Its summertime which means it is time to enjoy the long days and warm weather. One of my favorite summertime activities is cruising on a skateboard. I designed this board to be cheap, durable, and simple. I drew my inspiration for this board from the Z-boys. An innovative group of teens from 1970's Venice, CA, the Z-boys were surfers who evolved the sport of skateboarding. I read that some of them would cut and shape there dresser drawers and attatched rollerskate wheels to make their own boards. With my inspiration in hand its time to start.
Step 1: Wood Selection and Shape
A couple years ago my dad and I took apart an old, solid wood cabinet. I stacked the wood and stored it to the side waiting for another day(pic #1). The cabinet was made of three quarter inch pine. Normally I would not recomend a soft wood for a skateboard, a hardwood like maple or oak would be stronger and more durable. Although this board came from an old growth tree and contained 67 growth rings in just five inches meaning it is much denser and stronger then todays pine. So find yourself an old board or some thick plywood and get started.

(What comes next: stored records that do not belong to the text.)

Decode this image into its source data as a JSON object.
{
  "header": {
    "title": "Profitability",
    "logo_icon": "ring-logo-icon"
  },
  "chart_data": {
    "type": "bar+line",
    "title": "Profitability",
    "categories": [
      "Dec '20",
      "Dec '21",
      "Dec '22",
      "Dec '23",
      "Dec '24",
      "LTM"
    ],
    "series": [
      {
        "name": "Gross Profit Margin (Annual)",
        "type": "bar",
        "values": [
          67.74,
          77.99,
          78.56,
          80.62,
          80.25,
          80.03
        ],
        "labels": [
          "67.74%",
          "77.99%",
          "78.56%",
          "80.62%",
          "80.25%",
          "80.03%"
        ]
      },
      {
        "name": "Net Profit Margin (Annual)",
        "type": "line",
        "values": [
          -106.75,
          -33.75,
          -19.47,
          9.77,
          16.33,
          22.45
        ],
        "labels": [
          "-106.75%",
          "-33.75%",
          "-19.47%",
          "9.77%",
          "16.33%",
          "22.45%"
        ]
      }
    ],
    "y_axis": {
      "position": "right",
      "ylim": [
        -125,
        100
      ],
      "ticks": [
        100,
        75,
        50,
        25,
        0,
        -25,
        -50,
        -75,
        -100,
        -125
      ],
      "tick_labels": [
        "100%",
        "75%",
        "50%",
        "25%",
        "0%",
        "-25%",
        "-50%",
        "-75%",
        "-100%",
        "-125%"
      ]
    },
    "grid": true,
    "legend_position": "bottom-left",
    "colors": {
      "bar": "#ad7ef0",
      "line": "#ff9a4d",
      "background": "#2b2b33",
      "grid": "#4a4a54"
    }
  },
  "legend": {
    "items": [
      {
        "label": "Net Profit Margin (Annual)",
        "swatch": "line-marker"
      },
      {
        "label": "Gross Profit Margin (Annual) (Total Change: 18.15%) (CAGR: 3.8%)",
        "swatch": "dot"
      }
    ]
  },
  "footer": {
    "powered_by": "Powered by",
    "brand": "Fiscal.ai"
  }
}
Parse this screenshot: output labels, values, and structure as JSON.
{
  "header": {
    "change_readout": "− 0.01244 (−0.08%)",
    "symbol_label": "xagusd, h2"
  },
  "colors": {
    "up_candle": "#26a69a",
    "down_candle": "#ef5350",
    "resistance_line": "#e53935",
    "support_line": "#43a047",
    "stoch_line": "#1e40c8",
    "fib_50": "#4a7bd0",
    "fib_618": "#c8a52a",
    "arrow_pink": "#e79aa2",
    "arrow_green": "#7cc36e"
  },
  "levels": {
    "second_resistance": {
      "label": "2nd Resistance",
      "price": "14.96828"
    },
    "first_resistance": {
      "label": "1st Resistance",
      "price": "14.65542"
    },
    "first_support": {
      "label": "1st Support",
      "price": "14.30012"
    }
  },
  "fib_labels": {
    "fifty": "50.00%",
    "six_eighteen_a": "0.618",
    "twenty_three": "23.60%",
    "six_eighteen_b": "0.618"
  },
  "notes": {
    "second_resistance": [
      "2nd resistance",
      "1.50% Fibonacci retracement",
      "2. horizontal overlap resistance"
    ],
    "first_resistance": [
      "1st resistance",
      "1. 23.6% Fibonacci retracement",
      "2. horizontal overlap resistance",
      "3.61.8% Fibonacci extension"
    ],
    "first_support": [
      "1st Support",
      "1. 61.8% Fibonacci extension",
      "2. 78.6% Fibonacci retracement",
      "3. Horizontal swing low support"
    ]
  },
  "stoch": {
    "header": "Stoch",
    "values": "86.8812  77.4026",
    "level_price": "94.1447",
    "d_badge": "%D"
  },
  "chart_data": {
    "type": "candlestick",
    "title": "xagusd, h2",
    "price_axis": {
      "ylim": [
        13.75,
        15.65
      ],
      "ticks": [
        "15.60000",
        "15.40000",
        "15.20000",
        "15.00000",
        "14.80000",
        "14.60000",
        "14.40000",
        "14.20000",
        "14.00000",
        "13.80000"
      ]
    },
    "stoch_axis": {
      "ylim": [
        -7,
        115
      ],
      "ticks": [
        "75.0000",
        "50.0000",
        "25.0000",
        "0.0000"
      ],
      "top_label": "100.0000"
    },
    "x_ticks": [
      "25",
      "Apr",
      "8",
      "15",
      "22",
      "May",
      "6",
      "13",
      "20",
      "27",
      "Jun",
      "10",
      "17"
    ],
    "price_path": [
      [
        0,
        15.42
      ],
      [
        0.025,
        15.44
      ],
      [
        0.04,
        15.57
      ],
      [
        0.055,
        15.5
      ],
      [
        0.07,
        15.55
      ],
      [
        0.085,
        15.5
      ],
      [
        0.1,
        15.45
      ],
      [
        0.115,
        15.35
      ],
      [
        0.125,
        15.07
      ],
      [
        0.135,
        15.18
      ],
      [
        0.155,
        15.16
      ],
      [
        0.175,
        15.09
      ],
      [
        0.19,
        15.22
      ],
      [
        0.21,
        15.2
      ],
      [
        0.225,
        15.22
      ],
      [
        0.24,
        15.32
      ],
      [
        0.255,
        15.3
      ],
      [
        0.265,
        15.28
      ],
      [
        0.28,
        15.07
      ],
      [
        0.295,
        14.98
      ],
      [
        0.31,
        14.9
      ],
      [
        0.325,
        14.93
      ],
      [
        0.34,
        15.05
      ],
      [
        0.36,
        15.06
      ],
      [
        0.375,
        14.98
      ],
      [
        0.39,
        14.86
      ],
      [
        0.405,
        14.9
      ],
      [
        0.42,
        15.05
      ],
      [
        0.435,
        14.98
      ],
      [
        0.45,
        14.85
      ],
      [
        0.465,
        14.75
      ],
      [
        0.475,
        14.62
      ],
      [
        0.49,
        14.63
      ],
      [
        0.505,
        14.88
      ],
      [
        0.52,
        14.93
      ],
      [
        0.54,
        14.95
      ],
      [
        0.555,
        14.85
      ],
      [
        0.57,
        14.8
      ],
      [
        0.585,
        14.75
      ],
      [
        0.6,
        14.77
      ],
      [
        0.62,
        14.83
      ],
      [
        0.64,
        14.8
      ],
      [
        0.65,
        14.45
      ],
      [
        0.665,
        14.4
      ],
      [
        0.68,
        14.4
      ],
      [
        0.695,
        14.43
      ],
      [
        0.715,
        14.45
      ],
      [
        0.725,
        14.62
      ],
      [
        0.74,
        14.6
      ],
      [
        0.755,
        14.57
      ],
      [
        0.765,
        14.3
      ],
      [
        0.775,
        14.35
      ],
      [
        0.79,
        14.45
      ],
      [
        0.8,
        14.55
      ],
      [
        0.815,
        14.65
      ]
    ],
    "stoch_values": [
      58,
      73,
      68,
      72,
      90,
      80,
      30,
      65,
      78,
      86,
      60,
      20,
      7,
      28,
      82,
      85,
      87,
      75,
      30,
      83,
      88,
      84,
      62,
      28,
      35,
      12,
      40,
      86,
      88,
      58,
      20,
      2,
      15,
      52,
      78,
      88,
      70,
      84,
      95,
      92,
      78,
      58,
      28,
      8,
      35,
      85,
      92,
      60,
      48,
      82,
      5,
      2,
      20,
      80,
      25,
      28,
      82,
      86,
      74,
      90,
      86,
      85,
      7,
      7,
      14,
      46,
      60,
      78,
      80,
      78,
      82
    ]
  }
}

I went for an old 70's cruiser style shape. The shape is simple and models after the original skateboard. Create your own design or trace another board, your call. Draw your design onto the wood and test the shape by standing on it.
Step 2: Shaping
I used a jigsaw to cut the shape, although anything could be used(such as a hacksaw). After cutting out the board I shaped it smooth and symmetrical using a belt sander(pic #1). I then rounded the edges using a handplane and 100 grit sandpaper(pic #2).
*remember to protect your lungs
Step 3: Flattening and Drilling Truck Holes
If your board is nice and flat then skip this step. I flattened the board using a stanley jack plane(pic #1). Anything can be used like sand paper or even a pocket knife held at a 90 degree angle.
This step requires the most precision or your board may end up looking like cheese. The easiest method is to draw a line straight down the middle of the board and the draw a line through the middle of the trucks(what the wheels attach to). Slide your trucks up and down the board finding the sweet spot for the wheels. My truck positions were 2 inches from the nose and 6 inches from the tail. If you have risers(a rubber pad that sits between board and trucks) they can be taped in the correct position(pic #3). If not then make a tracing of the trucks. Before drilling the holes, place a piece of scrap wood under the board to prevent tearout(pic #2).
Step 4: Final Sanding and Sealing
I sanded the whole board with 100 grit sandpaper. The wood is smooth but still contains some grip which is essential. I also sanded away some paint to exaggerate the age and make the board apear old and used.
For sealing I applied 3 coats of linseed oil followed by 1 coat of polyurethane.
As you can see, I did not apply griptape because I wanted the grain to show off. Your call.
Step 5: Finish
With the deck finshed, now is the time to apply the trucks and wheels. I had to pick up some longer pan head screws with nuts at a big box hardware store. The hardware cost about three bucks, my only expense on the board.
The reclaimed, old pine deck is finally complete and came in at 11/16 of an inch. I set my deck up with some black independent trucks and threw on some tunnel rock wheels i got off an old board. It was a fun experience making the board although the best part is riding, so get out and design your own board. Be inovative or keep it simple. It always feels good to feel the wind in your face, but on your own board it is different so enjoy the summer one push at a time.